As per the same Bloomberg article, the South Korean government also unveiled a $23 billion semiconductor industry support plan. With Samsung's record-breaking investment and government support, all signs point in one direction: AI capital is accelerating from the software layer into the physical layer.
The Middle Kingdom Has Bet Big at Every Layer
Bezos's LP list itself is a geopolitical capital map.
According to the FT, the Abu Dhabi Investment Authority (ADIA) is a potential LP in this $100 billion manufacturing fund. This means that Middle Eastern sovereign capital's positioning in the AI race has extended from the model layer to the manufacturing layer.

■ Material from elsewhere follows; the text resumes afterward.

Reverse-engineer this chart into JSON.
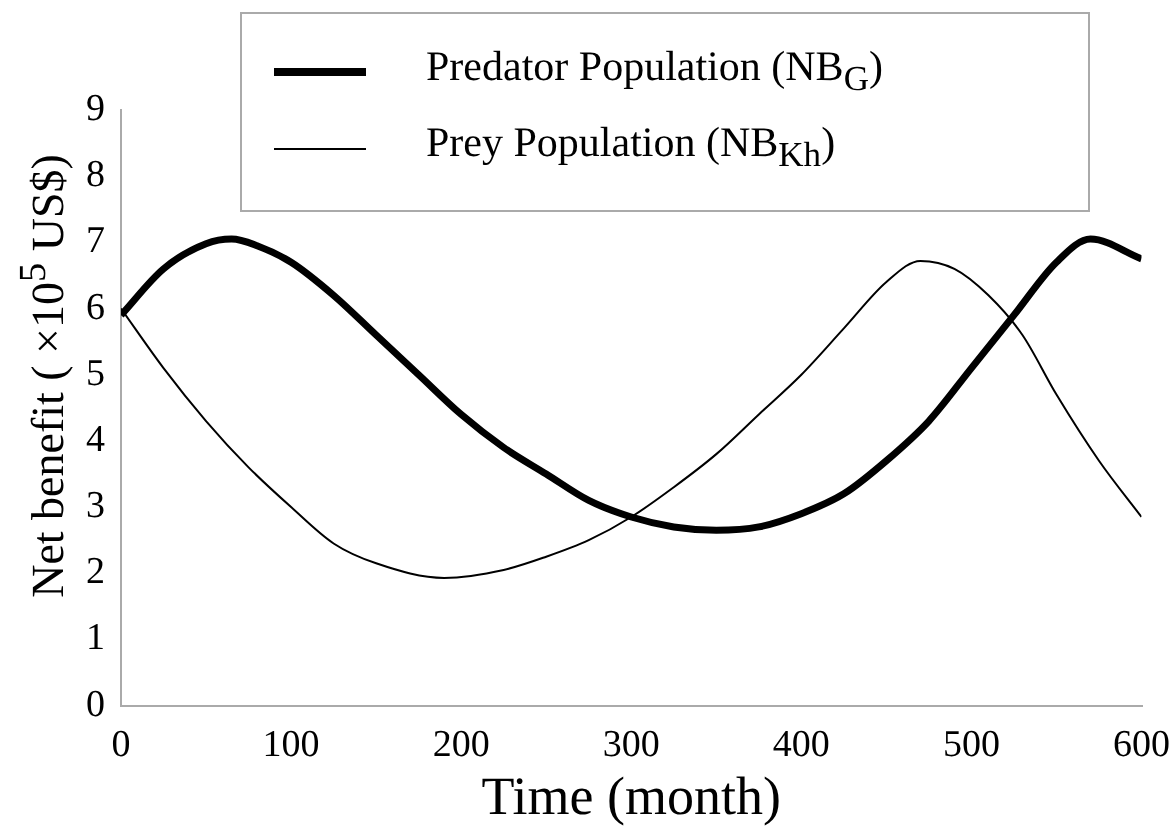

Abu Dhabi's AI-specific fund MGX has invested in Anthropic, xAI, and Databricks, participated in the AI Infrastructure Partnership led by BlackRock and Microsoft (which plans to invest $100 billion in AI infrastructure), and was also involved in the $40 billion acquisition of data center operator Aligned Data Centers by NVIDIA and Microsoft. Mubadala invested in Anthropic and has completed 8 AI-related transactions in the past four years.
Saudi PIF's path is slightly different—it is in discussions with a16z for a $40 billion joint fund and plans to build 6GW of data center capacity in Saudi Arabia by 2034 through its subsidiary Humain. According to Global SWF data, sovereign funds in the Gulf Cooperation Council region deployed $136 billion globally by 2024, accounting for 54% of global sovereign fund flows.
But some doors are closed. According to public reports, Anthropic explicitly rejected Saudi PIF's investment in the last funding round citing national security reasons. Not everyone can give money at the model layer, but there is no such hurdle at the infrastructure and manufacturing layers.
This fund is still in the early stages of negotiation, and specific acquisition targets and LP shares have not been disclosed. But the direction has already been set. Bezos is not investing in the next model; he is investing in the next supply chain.